One warning: poisoned mice sometimes die inside walls or insulation. If you can’t deal with the smell of decomposition, stick with traps.

6. Set Glue Traps as Last Resort

Glue traps are effective in tight spaces where snap traps won’t fit. But they’re also the cruelest option on this list – mice get stuck and die slowly from stress and dehydration. If you use them, check constantly and dispose of caught mice quickly. Don’t leave them and forget about them.

Only reach for glue traps when you’ve tried everything else and you’re dealing with a space where no other trap physically fits. Even then, electric traps are usually a better option.

7. Use Dry Ice to Suffocate Mice in Nests

If you can locate an active nest, dry ice is a fast, chemical-free way to deal with it. Place about a pound (0.45 kg) of dry ice near the nest entrance, seal off other exits with cardboard or foam. As the CO2 spreads, the mice suffocate quickly. Works best in confined spaces like wall voids or tight attic corners where the gas concentrates.

Wear gloves (dry ice causes frostbite). Ventilate the attic afterward. Don’t do this while you’re working in the attic.

dry ice placed near mouse nest in attic corner

8. Use Peppermint or Ammonia Repellent Spray

Neither will eliminate an active infestation, but both make your attic less inviting to new arrivals.

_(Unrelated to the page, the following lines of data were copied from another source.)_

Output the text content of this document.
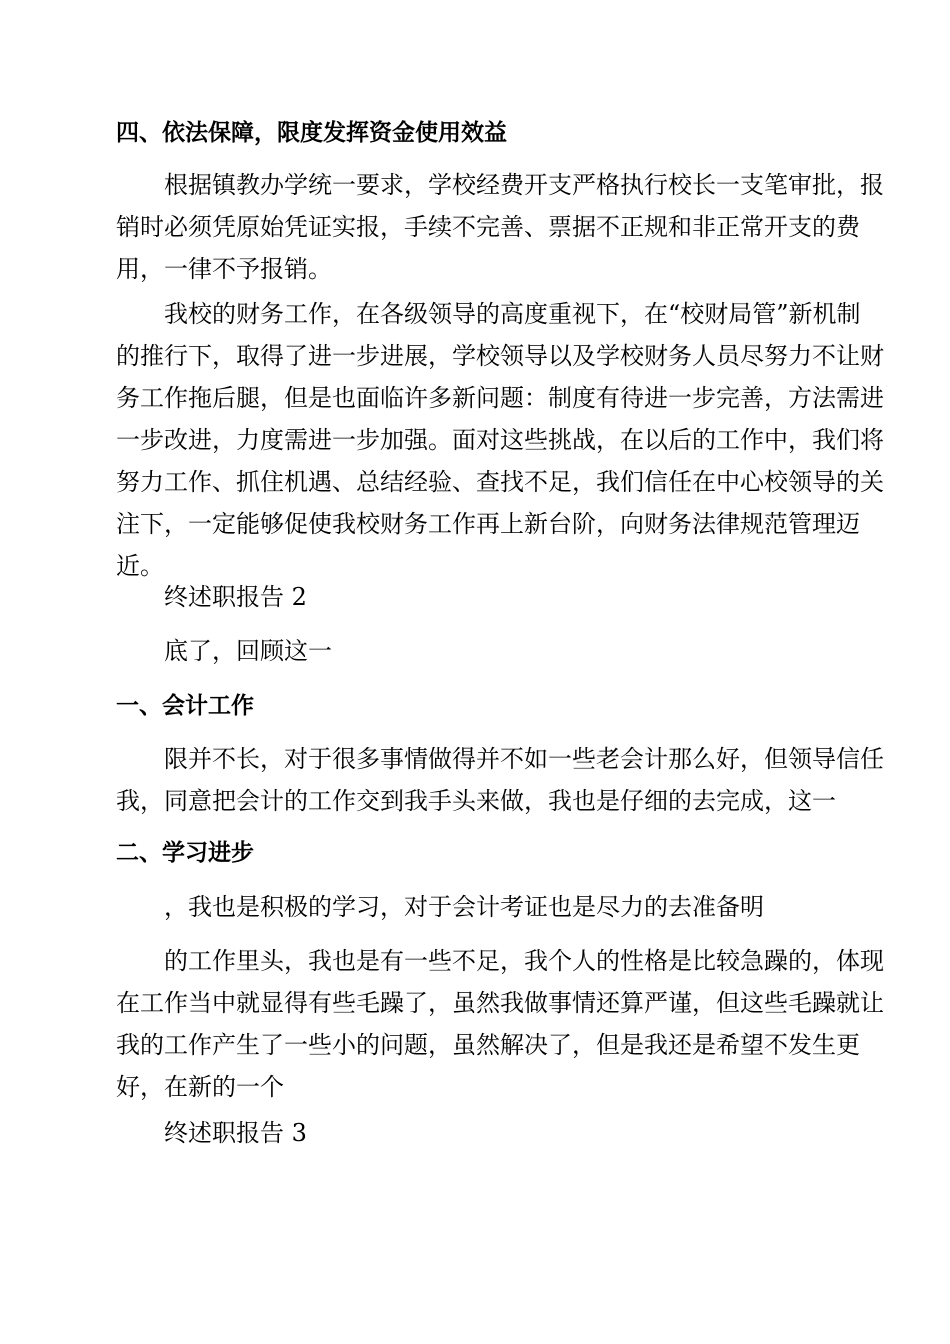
四、依法保障，限度发挥资金使用效益
根据镇教办学统一要求，学校经费开支严格执行校长一支笔审批，报
销时必须凭原始凭证实报，手续不完善、票据不正规和非正常开支的费
用，一律不予报销。
我校的财务工作，在各级领导的高度重视下，在“校财局管”新机制
的推行下，取得了进一步进展，学校领导以及学校财务人员尽努力不让财
务工作拖后腿，但是也面临许多新问题：制度有待进一步完善，方法需进
一步改进，力度需进一步加强。面对这些挑战，在以后的工作中，我们将
努力工作、抓住机遇、总结经验、查找不足，我们信任在中心校领导的关
注下，一定能够促使我校财务工作再上新台阶，向财务法律规范管理迈
近。
终述职报告 2
底了，回顾这一
一、会计工作
限并不长，对于很多事情做得并不如一些老会计那么好，但领导信任
我，同意把会计的工作交到我手头来做，我也是仔细的去完成，这一
二、学习进步
，我也是积极的学习，对于会计考证也是尽力的去准备明
的工作里头，我也是有一些不足，我个人的性格是比较急躁的，体现
在工作当中就显得有些毛躁了，虽然我做事情还算严谨，但这些毛躁就让
我的工作产生了一些小的问题，虽然解决了，但是我还是希望不发生更
好，在新的一个
终述职报告 3
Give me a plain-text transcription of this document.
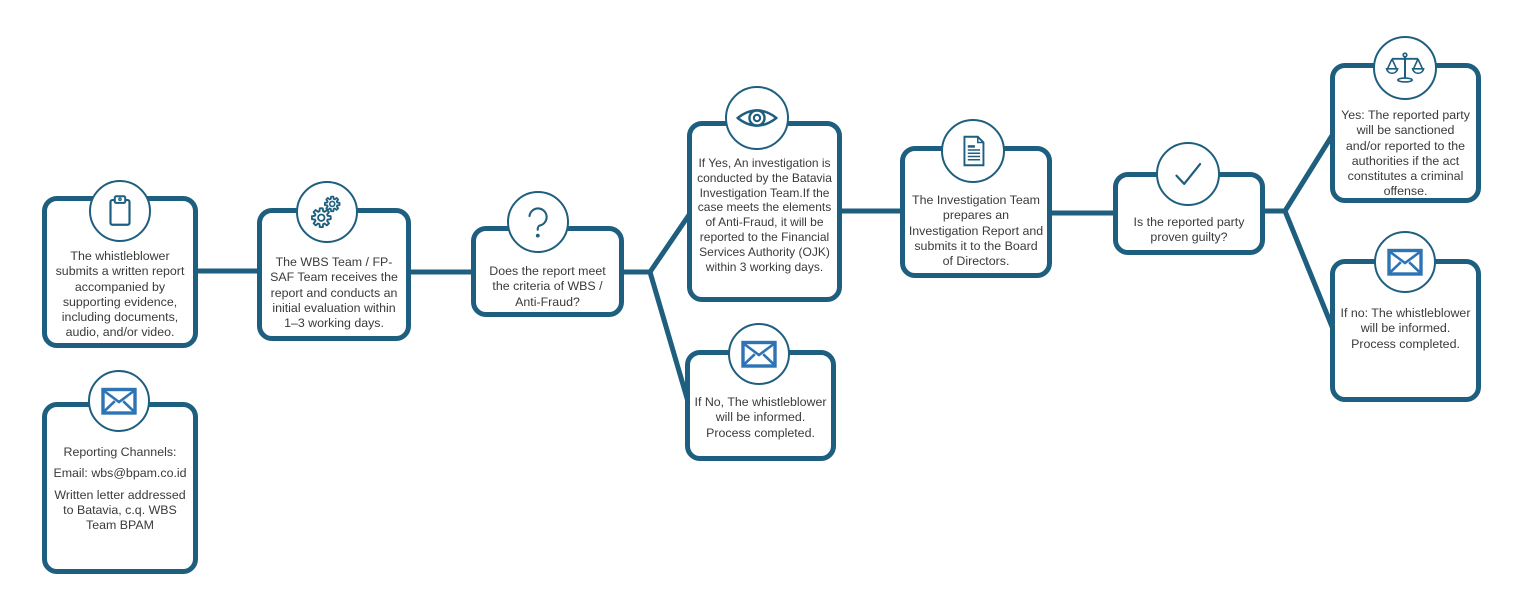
The whistleblower submits a written report accompanied by supporting evidence, including documents, audio, and/or video.

Reporting Channels:

Email: wbs@bpam.co.id

Written letter addressed to Batavia, c.q. WBS Team BPAM

The WBS Team / FP-SAF Team receives the report and conducts an initial evaluation within 1–3 working days.

Does the report meet the criteria of WBS / Anti-Fraud?

If Yes, An investigation is conducted by the Batavia Investigation Team.If the case meets the elements of Anti-Fraud, it will be reported to the Financial Services Authority (OJK) within 3 working days.

If No, The whistleblower will be informed. Process completed.

The Investigation Team prepares an Investigation Report and submits it to the Board of Directors.

Is the reported party proven guilty?

Yes: The reported party will be sanctioned and/or reported to the authorities if the act constitutes a criminal offense.

If no: The whistleblower will be informed. Process completed.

For peppermint: 10-15 drops of pure peppermint essential oil in water, spray along baseboards and near entry points. Reapply every few days.

For ammonia: soak cotton balls in ammonia, place in shallow dishes. Mimics predator urine. Replace weekly. Skip this if ventilation is poor or you’ll be up there regularly.

9. Use Live Traps

Live traps catch without killing – metal or plastic boxes with one-way doors. Bait with peanut butter or sunflower seeds. Check every few hours; leaving an animal trapped overnight is cruel.

You’ll need to release catches at least a mile (1.6 km) away, in wooded areas away from other homes. Not parks, not neighbors’ yards. Live traps are slower and more work than lethal options, and there’s no guarantee the mice won’t find their way back. But it works if kill traps aren’t an option for you.

10. Know When to Call an Exterminator

If you’re catching mice daily for more than a week, there’s an active nest inside the walls or a large colony nearby. Mice carry disease and chew electrical wiring. At that point, professionals have tools and techniques you can’t replicate: tracking powder, commercial traps, and exclusion methods that find entry points you missed.

Don’t wait until you’re hearing scratching in multiple rooms or seeing mice in daylight. By then, the population has grown fast.

After Clearing the Infestation

Once you’ve removed the mice, seal the house so they can’t come back. See how to prevent mice in your attic for exclusion methods: sealing entry points, adding chimney caps, trimming vegetation, and eliminating food sources. That’s the step that makes the difference between a one-time problem and a recurring one.